The version of the browser that fixes the security issues is 78.03904.87. Although the Chrome browser may be configured to automatically update itself in the background upon launch, it is a good idea to manually check each device. The browser can be manually checked by selecting the Help menu and then “About Google Chrome.” If there is an update available, the browser will automatically search for it and find it. The browser’s version will also be displayed in the “About” section. If the listed version is 78.03904.87 or later, then the device has received the necessary security patch.
If there are problems with the browser updating, it may need to be removed from the system and reinstalled. Some organizations have an automatic process to uninstall and reinstall applications from the server once the devices connect to the organization’s network. Reports can be run to see which systems still have outdated versions and technicians should manually check those systems to diagnose why automatic updates are not going through.

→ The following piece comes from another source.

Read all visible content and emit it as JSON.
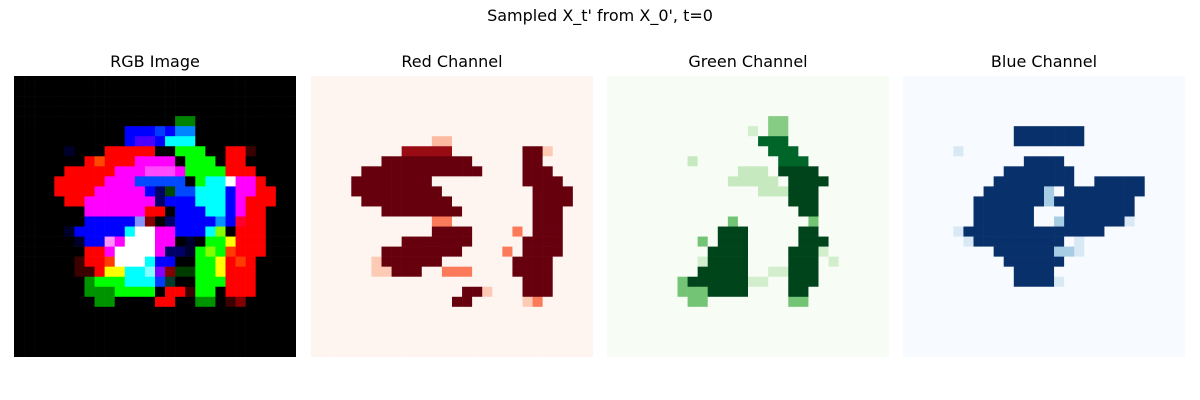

A system that is not receiving automatic updates from Google Chrome may have other issues. Technicians should check for the following:
- Is the anti-malware program up to date and running correctly?
- Is the OS receiving approved updates and are these updates installing?
- When was the last time the system pinged the network?
- Has the system been restarted recently?
- If the system has been disconnected from the organization’s network, how long has it been offline?
- Has a malware scan recently been run? Were any malicious items identified and removed?
- Are there are any suspicious executables or unauthorized programs installed?
Sometimes wiping a system and completely reinstalling the OS are the best courses of action. Signs that a device may be too infected, corrupted, or outdated include the presence of unauthorized or suspicious applications, more than 100 pending OS updates or a previous update date that is more than a month old, and an anti-malware program that will not update or run a scan correctly. Before wiping a system and reinstalled the OS, a technician should check for and back up any user data that may be installed on the device’s hard drive. However, the data should be carefully scanned for any malware infections prior to transferring it back onto the system.